İşte bu tahtlardan birisi hangi ruha ihsan edilirse, o kişi beka makamının sahibidir. Beka makamına ulaştığı anda nefsinin kalbinde %61 nur olan, îmân kelimesinin etrafındaki nurlar kalbin bütününün %61’ini teşkil etmesine karşılık o makam tamamlandığı zaman %71’e çıkar. %10 artış söz konusudur. Beka makamı, velâyetin 2. makamıdır. Allahû Tealâ buyuruyor ki:
6/EN'ÂM-127: Lehum dârus selâmi inde rabbihim ve huve veliyyuhum bimâ kânû ya’melûn(ya’melûne).
Rab’lerinin katında onlar için selâm yurdu (teslim yurdu) vardır. Yapmış olduklarından dolayı, O (Allah), onların dostudur.
“Orada, Allah’ın huzurunda selâm yurtları, teslim yurtları vardır.”
Adına eraik veya sürur denilen altın tahtlar. Velâyetin 2. makamında nefsimizin kalbine baktığımız zaman orada Allah’ın nurlarının %71’e ulaştığını görüyoruz ve zikrimiz daha çok artıyor. İbadetlerden zevk alıyoruz. Tasavvuf, bizi hayata bağlayan muhteşem bir müessese olarak bizi kollarına alıyor, yüceltiyor. Allah’ı daha çok seviyoruz. O da bizi daha çok seviyor. Mürşidimizi daha çok seviyoruz. O da bizi daha çok seviyor.
Allahû Tealâ’nın yolunda, evliya olmanın 2. makamında, beka makamında artan zikrimizle muhsinler makamından evvel Allahû Tealâ’nın indinde 3. makama ulaşıyoruz. Zikrimiz günün yarısını aşmış; Allahû Tealâ bu makama “zühd makamı” adını veriyor. Makamın muhtevasına baktığımız zaman Allahû Tealâ’nın indinde bir kesin işaret yakalıyoruz. Ne zaman bir insanın zikri günün yarısını aşarsa, o kişi zühd makamının sahibi olur. Kur’ân-ı Kerim negatif zühdü muhtevasına almış zühd açısından. Yûsuf Suresinin 20. âyet-i kerimesinde Allahû Tealâ şöyle söylüyor:
12/YÛSUF-20: Ve şerevhu bi semenin bahsin derâhime ma’dûdetin, ve kânû fîhi minez zâhidîn(zâhidîne).
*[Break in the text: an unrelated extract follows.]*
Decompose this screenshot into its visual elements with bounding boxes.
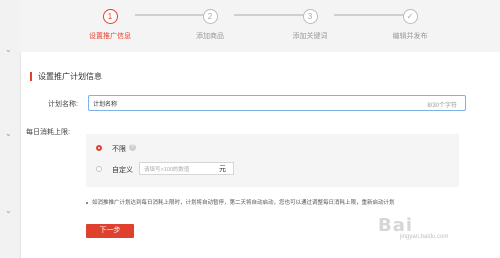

Ve onu (Yusuf’u), az bir fiyatla, birkaç dirheme sattılar. Çünkü; ona karşı zahidlerden idiler.
“Kardeşleri Yusuf’a karşı zahiddiler. Yusuf’u bu sebeple, ona zahid oldukları için az bir bedelle birkaç dirheme sattılar.” diyor Allahû Tealâ.
Hz. Yusuf’un satılması olayı (esir tüccarına satılması olayı) kardeşlerinin ona verdiği değerin azlığını ifade eder. “Birkaç tane dirheme sattılar.” ifadesiyle anlatılıyor. Yani Yusuf’a değer vermiyorlar. Değer vermedikleri için de onun kıymeti sadece birkaç dirhem.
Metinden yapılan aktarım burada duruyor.